Hackers resort to gorilla tactics with Wurmark-K worm, Sophos reports

May 10, 2005 Sophos Press Release

Experts at SophosLabs™, Sophos's global network of virus and spam analysis centres, have warned users about an in-the-wild email worm which displays a picture of a famous albino gorilla as it infects innocent computers.

The Wurmark-K worm spreads as an email attachment. Emails carrying the virus have a variety of characteristics including:

Subject: Hehehe LOL!!
Message body:
I just saw this on my computer from a while ago download it and see if you can remember it lol i was lauging like crazy when i saw it! :D email me back hehe...

Subject: Your Photo Is On A Webpage!!
Message body:
I was vieweing this website and came across a picture they look just like you! infact im sure it is haha , did you email this pic into them ? or is it someonce else :S ? pic is attached a zip so download it and check & email me back!

If recipients open the attached ZIP file and launch the files contained inside (which can have names such as Sexy_02.scr, Admirer_005.scr, Photo_01.pif, Lover_01.scr and Just_For_You.pif) then they will be infected by the worm and a graphic of an albino gorilla is displayed:

  

The image displayed by the Wurmark-K worm is of Snowflake (also known as Copito de Nieve), an extremely rare albino gorilla who died in Barcelona zoo in November 2003.

As the image is being displayed, the Wurmark-K worm installs the W32/Rbot-ABK network worm and backdoor Trojan horse. This malicious worm allows hackers to break into infected computers in order to steal information from the unsuspecting user or plant other malicious code.
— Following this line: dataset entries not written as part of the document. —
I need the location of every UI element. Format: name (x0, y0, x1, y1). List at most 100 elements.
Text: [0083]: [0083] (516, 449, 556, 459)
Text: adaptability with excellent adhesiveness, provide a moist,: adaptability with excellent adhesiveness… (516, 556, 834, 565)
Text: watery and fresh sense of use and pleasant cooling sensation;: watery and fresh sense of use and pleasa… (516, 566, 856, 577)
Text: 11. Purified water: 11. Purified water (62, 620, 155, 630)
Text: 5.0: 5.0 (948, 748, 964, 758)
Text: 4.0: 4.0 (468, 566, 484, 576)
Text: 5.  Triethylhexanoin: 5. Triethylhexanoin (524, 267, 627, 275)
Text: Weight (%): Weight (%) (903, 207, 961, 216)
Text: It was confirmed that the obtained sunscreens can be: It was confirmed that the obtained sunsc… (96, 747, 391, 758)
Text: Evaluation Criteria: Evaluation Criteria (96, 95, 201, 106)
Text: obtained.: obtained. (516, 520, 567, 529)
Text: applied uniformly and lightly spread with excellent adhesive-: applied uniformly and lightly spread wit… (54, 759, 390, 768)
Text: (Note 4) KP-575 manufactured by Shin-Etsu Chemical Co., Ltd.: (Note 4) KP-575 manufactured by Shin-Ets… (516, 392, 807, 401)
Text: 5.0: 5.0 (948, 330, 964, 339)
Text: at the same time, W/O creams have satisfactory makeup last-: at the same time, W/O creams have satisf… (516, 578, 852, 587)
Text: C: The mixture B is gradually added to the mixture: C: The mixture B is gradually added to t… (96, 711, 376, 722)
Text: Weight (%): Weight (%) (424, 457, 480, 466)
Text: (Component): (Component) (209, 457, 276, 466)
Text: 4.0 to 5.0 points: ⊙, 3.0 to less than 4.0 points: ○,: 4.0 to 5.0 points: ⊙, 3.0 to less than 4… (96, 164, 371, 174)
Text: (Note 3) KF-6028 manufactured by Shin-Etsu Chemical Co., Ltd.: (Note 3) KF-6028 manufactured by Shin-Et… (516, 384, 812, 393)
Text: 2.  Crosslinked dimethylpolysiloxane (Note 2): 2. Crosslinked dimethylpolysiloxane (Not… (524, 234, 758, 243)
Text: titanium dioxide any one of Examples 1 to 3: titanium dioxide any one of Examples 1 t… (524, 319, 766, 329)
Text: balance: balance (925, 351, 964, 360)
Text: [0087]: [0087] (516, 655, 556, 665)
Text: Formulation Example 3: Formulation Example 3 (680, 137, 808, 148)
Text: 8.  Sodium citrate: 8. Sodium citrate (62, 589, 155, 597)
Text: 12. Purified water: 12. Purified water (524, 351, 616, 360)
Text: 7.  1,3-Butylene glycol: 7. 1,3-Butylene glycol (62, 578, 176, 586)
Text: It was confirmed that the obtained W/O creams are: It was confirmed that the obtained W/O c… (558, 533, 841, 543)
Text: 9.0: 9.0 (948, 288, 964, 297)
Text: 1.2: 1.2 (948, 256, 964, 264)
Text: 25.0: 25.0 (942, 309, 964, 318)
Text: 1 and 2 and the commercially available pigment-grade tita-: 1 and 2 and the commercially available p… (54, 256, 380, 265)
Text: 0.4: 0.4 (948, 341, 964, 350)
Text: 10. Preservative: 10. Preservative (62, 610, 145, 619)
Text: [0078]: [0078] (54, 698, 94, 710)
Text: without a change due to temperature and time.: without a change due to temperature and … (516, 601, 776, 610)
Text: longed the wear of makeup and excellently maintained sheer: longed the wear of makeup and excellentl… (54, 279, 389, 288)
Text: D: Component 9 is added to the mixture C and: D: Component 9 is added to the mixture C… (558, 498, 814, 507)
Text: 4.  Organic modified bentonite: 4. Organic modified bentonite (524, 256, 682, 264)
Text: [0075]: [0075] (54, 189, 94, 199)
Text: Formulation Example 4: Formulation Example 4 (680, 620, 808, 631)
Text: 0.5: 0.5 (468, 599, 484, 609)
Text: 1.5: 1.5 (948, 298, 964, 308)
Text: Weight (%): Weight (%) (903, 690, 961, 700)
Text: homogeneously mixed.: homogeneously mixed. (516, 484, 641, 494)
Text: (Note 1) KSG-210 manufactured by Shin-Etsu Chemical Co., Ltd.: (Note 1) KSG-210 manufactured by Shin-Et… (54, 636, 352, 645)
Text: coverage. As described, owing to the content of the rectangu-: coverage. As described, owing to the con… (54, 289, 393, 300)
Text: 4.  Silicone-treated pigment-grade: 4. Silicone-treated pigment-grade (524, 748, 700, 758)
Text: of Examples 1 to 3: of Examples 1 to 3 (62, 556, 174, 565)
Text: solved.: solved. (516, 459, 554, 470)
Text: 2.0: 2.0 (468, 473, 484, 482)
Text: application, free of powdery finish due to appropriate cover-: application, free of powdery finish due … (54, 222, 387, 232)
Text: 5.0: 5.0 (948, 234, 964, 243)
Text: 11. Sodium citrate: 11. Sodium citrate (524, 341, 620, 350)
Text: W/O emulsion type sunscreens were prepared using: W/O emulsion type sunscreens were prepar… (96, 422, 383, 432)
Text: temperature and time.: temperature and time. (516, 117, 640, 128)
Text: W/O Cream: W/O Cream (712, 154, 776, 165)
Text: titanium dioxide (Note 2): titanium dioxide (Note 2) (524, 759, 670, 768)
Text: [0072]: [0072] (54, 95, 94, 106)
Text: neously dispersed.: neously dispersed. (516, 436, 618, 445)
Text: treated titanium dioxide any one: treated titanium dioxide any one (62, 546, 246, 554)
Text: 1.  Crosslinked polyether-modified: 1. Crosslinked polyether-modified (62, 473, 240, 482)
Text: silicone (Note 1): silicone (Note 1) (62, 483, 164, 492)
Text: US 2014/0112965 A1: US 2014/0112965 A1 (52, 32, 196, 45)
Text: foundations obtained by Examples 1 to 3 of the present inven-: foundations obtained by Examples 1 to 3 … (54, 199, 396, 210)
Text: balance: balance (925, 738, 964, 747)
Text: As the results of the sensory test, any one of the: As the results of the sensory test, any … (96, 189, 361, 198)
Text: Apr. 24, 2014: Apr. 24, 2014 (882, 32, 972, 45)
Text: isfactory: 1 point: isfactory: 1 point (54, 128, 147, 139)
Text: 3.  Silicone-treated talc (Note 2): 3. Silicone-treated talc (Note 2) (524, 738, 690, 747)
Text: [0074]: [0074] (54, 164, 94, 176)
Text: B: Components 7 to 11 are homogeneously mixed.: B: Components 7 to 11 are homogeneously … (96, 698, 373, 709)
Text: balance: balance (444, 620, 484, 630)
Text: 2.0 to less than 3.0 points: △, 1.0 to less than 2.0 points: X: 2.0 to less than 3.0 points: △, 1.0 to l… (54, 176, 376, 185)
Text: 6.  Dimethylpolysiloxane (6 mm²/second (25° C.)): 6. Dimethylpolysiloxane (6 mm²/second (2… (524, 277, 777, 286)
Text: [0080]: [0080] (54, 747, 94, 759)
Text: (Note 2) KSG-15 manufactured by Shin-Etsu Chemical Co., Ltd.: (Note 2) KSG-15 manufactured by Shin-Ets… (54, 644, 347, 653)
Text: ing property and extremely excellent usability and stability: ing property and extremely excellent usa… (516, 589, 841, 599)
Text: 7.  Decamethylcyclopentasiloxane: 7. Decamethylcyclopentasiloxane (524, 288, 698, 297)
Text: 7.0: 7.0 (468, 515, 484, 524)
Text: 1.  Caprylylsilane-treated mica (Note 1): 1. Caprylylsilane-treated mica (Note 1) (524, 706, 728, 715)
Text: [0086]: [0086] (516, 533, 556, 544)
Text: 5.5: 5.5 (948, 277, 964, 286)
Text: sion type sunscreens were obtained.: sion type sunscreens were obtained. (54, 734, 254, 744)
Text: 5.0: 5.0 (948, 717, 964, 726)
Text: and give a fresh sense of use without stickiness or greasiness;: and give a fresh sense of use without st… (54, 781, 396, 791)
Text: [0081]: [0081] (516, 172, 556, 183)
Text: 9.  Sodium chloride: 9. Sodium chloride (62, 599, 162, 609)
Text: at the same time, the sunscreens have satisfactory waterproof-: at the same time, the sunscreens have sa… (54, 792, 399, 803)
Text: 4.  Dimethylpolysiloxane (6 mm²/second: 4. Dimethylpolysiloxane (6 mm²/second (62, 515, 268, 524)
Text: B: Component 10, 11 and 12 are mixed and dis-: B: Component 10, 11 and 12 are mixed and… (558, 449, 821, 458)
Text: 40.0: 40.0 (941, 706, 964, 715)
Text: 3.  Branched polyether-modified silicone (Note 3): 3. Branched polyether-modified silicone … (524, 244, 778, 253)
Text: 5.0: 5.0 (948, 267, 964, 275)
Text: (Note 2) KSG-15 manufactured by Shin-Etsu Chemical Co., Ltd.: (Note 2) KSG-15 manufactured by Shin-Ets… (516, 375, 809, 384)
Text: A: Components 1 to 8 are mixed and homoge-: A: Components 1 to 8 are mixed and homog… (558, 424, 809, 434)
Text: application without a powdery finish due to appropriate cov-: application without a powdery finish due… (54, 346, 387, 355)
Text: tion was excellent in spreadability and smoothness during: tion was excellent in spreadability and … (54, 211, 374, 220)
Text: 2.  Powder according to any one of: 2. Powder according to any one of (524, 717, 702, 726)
"This worm is no laughing matter - its intent is to hand over control of your PC to remote hackers," said Graham Cluley, senior technology consultant for Sophos. "Unless computer users properly defend themselves with up-to-date anti-virus software, firewalls and security patches then they run the risk of having their PC exploited and their bank accounts emptied."

Sophos experts believe that the W32/Wurmark-K and W32/Rbot-ABK worms are evidence of a growing trend of more and more malware spying on innocent home computer owners and poorly-protected businesses.

"Organised criminals are involved in virus-writing at a greater level than ever before. They are becoming more aggressive in their attempts to find new computers to infect and control," continued Cluley. "If you attach a new, unpatched computer to the internet, unprotected by proper firewalls and up-to-date anti-virus software, then it can easily be under the control of hackers within a matter of minutes."

Sophos recommends companies protect their email gateways with a consolidated solution to defend against viruses and spam. Businesses should also secure their desktop and servers with automatically updated protection.